2003 wurden zehn Handschriften in das UNESCO-Weltdokumentenerbe aufgenommen.
Bereits im Jahr 2000 wurde die Insel unser UNESCO-Schutz gestellt. Gründe für die Unter-Schutzstellung ist die herausragende Bedeutung als mittelalterliches geistig-kulturelles Zentrum eines Benediktinerklosters und als außergewöhnlich gut erhaltenes Beispiel frühmittelalterlicher Klosterarchitektur in Mittelauropa. Zu den geschützten Kunstwerken gehören einmal die drei Kirchen auf der Insel (Klosterkirche Maria und Markus, Kirche Peter und Paul in Niederzell und Kirche St. Georg in Oberzell), die Klosteranlagen sowie die Wandmalereien in St. Georg.

Um die Funde zu schützen, darf man nur über die Holzplanken laufen. Im Hintergrund die Waschstation.
Ausgrabungen
Vom 24. Juni bis 18. Juli 2025 fand eine Forschungsgrabung auf der Insel Reichenau statt.

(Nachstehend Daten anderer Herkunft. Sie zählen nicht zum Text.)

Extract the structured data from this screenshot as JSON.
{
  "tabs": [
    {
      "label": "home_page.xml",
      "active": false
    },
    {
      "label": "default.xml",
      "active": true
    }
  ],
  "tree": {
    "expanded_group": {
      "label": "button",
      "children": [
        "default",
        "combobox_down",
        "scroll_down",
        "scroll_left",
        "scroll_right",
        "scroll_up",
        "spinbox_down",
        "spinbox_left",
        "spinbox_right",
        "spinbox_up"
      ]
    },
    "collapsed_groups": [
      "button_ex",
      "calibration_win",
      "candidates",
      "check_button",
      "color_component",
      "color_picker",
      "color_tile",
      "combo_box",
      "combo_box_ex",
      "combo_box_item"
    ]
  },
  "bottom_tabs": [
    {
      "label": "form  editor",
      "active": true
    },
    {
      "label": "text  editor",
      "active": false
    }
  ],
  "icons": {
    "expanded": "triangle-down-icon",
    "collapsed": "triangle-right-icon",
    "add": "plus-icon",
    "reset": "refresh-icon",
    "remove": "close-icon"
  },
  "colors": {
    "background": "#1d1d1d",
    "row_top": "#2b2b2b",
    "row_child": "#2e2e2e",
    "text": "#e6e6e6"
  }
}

Das Landesamt für Denkmalpflege unter Leitung von Dr. Bertram Jenisch suchte nach Hinweisen auf den ersten Hafen des Klosters. Ich durfte auf der Grabung vorbeischauen und Herr Jenisch hat mir erzählt, was sie bereits gefunden haben.
Neben dem ersten Hafen, der ca. 150 Meter weiter auf der Insel lag als der heutige Jachthafen, haben die Archäologen auch noch Reste einer Handwerkerstätte gefunden, z.B. Reste einer Schmiede.

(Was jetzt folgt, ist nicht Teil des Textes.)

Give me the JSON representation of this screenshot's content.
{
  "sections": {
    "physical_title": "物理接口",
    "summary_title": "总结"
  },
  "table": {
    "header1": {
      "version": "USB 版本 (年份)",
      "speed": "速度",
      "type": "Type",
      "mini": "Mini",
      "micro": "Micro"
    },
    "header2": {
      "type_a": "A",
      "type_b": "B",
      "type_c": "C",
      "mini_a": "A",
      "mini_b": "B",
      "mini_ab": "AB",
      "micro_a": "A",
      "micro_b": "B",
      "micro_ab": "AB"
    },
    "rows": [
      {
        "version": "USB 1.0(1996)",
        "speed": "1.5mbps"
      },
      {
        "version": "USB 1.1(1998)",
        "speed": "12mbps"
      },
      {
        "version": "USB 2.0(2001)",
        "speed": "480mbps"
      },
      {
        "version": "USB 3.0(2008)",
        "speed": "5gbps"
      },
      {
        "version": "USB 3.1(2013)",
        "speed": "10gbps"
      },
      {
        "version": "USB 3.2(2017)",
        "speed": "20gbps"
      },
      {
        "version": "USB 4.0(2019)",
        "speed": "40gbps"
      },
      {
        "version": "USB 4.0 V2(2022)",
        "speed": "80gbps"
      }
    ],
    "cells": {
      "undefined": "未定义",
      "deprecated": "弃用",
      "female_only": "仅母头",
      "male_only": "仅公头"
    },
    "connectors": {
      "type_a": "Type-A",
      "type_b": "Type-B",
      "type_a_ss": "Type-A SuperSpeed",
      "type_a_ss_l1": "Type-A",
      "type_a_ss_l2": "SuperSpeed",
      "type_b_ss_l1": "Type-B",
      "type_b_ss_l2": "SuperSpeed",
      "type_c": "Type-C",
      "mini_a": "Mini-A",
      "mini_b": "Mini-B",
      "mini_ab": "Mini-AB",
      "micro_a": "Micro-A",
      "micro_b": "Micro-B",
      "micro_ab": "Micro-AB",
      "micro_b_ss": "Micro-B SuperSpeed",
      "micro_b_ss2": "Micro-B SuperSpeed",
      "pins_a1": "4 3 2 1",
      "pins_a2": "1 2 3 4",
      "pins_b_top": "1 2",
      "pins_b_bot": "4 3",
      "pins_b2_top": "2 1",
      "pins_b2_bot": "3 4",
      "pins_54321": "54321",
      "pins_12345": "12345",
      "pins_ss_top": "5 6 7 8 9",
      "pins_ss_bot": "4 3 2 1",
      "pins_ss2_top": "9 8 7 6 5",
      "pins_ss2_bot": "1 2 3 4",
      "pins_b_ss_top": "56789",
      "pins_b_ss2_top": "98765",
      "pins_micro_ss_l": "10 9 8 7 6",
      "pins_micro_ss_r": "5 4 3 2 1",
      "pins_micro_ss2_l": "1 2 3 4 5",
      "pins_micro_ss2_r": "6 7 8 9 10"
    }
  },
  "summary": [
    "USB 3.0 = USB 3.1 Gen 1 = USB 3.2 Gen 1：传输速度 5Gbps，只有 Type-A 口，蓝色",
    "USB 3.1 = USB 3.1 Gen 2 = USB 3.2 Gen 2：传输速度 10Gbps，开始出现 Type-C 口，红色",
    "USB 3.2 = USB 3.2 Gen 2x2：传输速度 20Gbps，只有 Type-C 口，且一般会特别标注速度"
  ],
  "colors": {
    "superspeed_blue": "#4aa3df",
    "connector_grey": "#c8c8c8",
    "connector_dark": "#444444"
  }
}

Die Überbleibsel der Schmiede liegen dabei unterhalb der Kiesaufschüttung, die die Reste des Hafens darstellen.
Anhand alter Pläne konnten die Archäologen den Suchradius eingrenzen und konnten tolle Funde ans Licht bringen. Diese werden kartiert, fotografiert und dokumentiert. Danach wird die Grabung wieder mit Erde bedeckt, damit der Bereich wieder genutzt werden kann. Ich war überrascht wie groß die abgesperrte Fläche war und wie klein dann doch der geöffnete Bereich – aber zugegeben, ich war noch nie live bei einer Grabung dabei. Und es war wirklich aufregend und spannend.

Schlackereste aus der ehemaligen Schmiede in der Nähe des Klosters
Unter dem Zelt sind die Ausgrabungen zu finden und im Hintergrund stand der Waschbereich. Dort wird der Erdaushub gewaschen und so geprüft, damit keine Kleinfunde übersehen werden. Metallreste und Schlacke aus der Schmiede finden sich zum Beispiel.
Warum war der Hafen so wichtig fürs Kloster?
Wie die Legende vom Heiligen Pirmin und seine Besiedelung der Insel erzählt, war der einzige Weg auf die Insel der per Boot. Der Damm, über den man heute auf die Insel kommt und die Insel mit dem Festland verbindet, gibt es erst seit den 1830er Jahren, 1858 wurde er so umgewandelt, dass er eine befahrbare Straße war. Davor konnte man die Insel nur erreichen oder verlassen, wenn man mit dem Boot reiste. Daher war ein Hafen direkt beim Kloster so wichtig – denn nicht nur Menschen, sondern auch Nahrungsmittel und Baumaterial musste über den Wasserweg auf die Insel gebracht werden. Aus diesem Grund wollten die Archäologen den Hafen aus der Gründungszeit des Klosters finden. Die Schiffe auf dem Bodensee waren damals mit so wenig Tiefgang versehen, dass sie auch in der Flachwasserzone anlanden konnten. Daher muss man sich den Hafen vermutlich nicht als richtigen Hafen vorstellen, sondern als Steg, an dem die Boote anlegen konnten. Die archäologischen Befunde bestätigen dies. Denn neben der Kiesaufschüttung haben die Archäologen Reste einer geflochtenen Struktur gefunden, die vielleicht so eine Art Befestigung war.

der Plan von 1707 zeigt den damaligen Bauzustand des Klosters mit dem Landesteg für die Schiffe
Die komplette Auswertung der archäologischen Funde wird noch eine Weile dauern.
Es war super spannend einen Einblick in die Arbeiten vor Ort zu bekommen, vielen Dank für die Möglichkeit durch die Grabung geführt zu werden.